In what scenarios should one choose one over the other? When is
One additional feature of Queue() that is worth noting is the feeder thread. This section notes "When a process first puts an item on the queue a feeder thread is started which transfers objects from a buffer into the pipe." An infinite number of (or maxsize) items can be inserted into Queue() without any calls to queue.put() blocking. This allows you to store multiple items in a Queue(), until your program is ready to process them.

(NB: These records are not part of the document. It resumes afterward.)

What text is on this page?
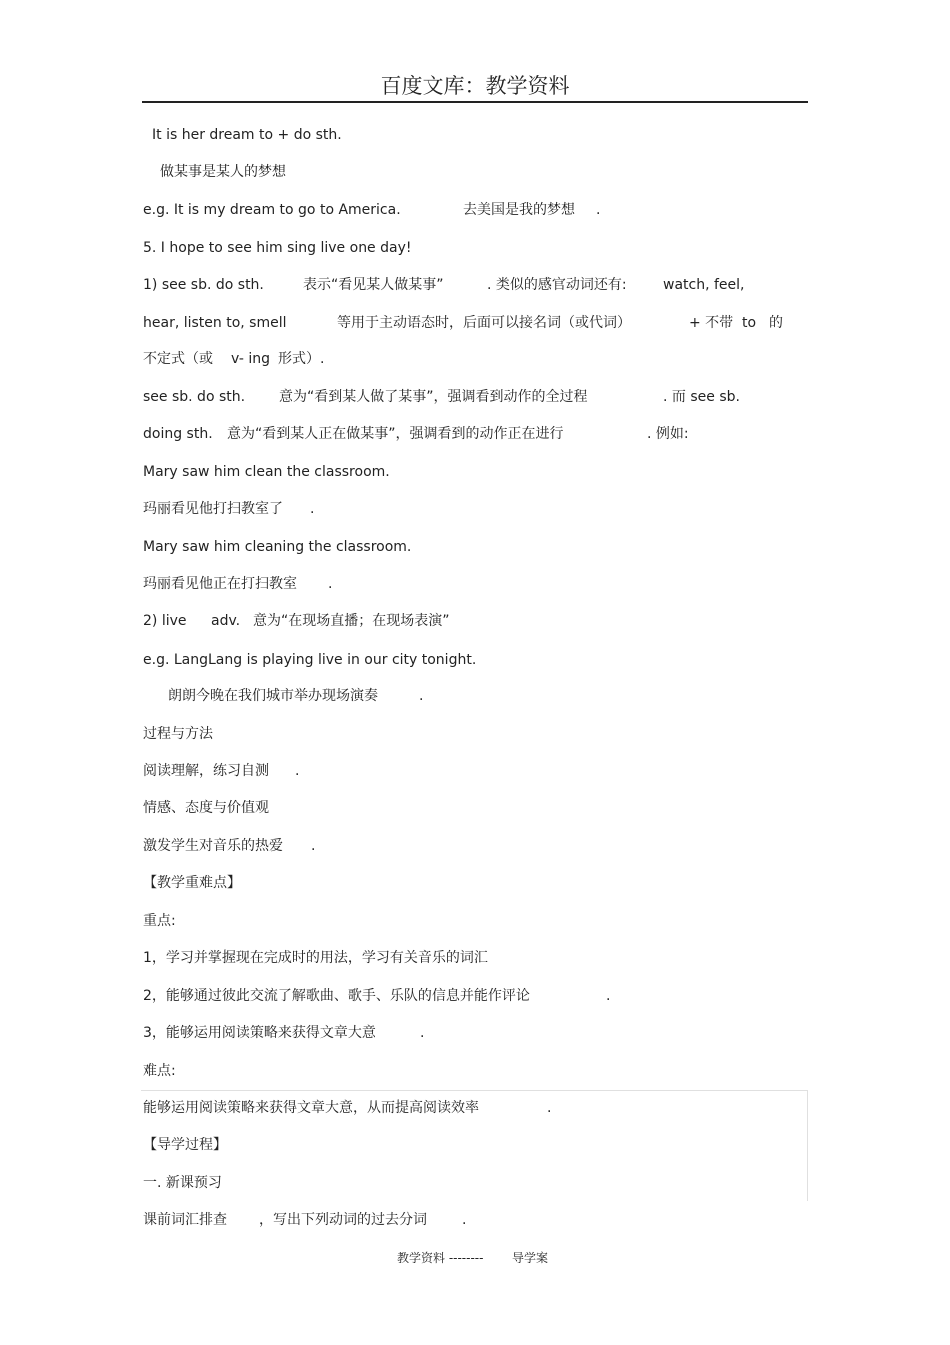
百度文库：教学资料
It is her dream to + do sth.
做某事是某人的梦想
e.g. It is my dream to go to America.	去美国是我的梦想 .
5. I hope to see him sing live one day!
1) see sb. do sth.	表示“看见某人做某事”	. 类似的感官动词还有:	watch, feel,
hear, listen to, smell	等用于主动语态时，后面可以接名词（或代词）	+ 不带 to 的
不定式（或 v- ing 形式）.
see sb. do sth. 意为“看到某人做了某事”，强调看到动作的全过程	. 而 see sb.
doing sth. 意为“看到某人正在做某事”，强调看到的动作正在进行	. 例如:
Mary saw him clean the classroom.
玛丽看见他打扫教室了 .
Mary saw him cleaning the classroom.
玛丽看见他正在打扫教室 .
2) live adv. 意为“在现场直播；在现场表演”
e.g. LangLang is playing live in our city tonight.
朗朗今晚在我们城市举办现场演奏	.
过程与方法
阅读理解，练习自测 .
情感、态度与价值观
激发学生对音乐的热爱 .
【教学重难点】
重点:
1，学习并掌握现在完成时的用法，学习有关音乐的词汇
2，能够通过彼此交流了解歌曲、歌手、乐队的信息并能作评论	.
3，能够运用阅读策略来获得文章大意	.
难点:
能够运用阅读策略来获得文章大意，从而提高阅读效率	.
【导学过程】
一. 新课预习
课前词汇排查 ，写出下列动词的过去分词	.
教学资料 -------- 导学案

Pipe(), on the other hand, has a finite amount of storage for items that have been sent to one connection, but have not been received from the other connection. After this storage is used up, calls to connection.send() will block until there is space to write the entire item. This will stall the thread doing the writing until some other thread reads from the pipe. Connection objects give you access to the underlying file descriptor. On *nix systems, you can prevent connection.send() calls from blocking using the os.set_blocking() function. However, this will cause problems if you try to send a single item that does not fit in the pipe's file. Recent versions of Linux allow you to increase the size of a file, but the maximum size allowed varies based on system configurations. You should therefore never rely on Pipe() to buffer data. Calls to connection.send could block until data gets read from the pipe somehwere else.
In conclusion, Queue is a better choice than pipe when you need to buffer data. Even when you only need to communicate between two points.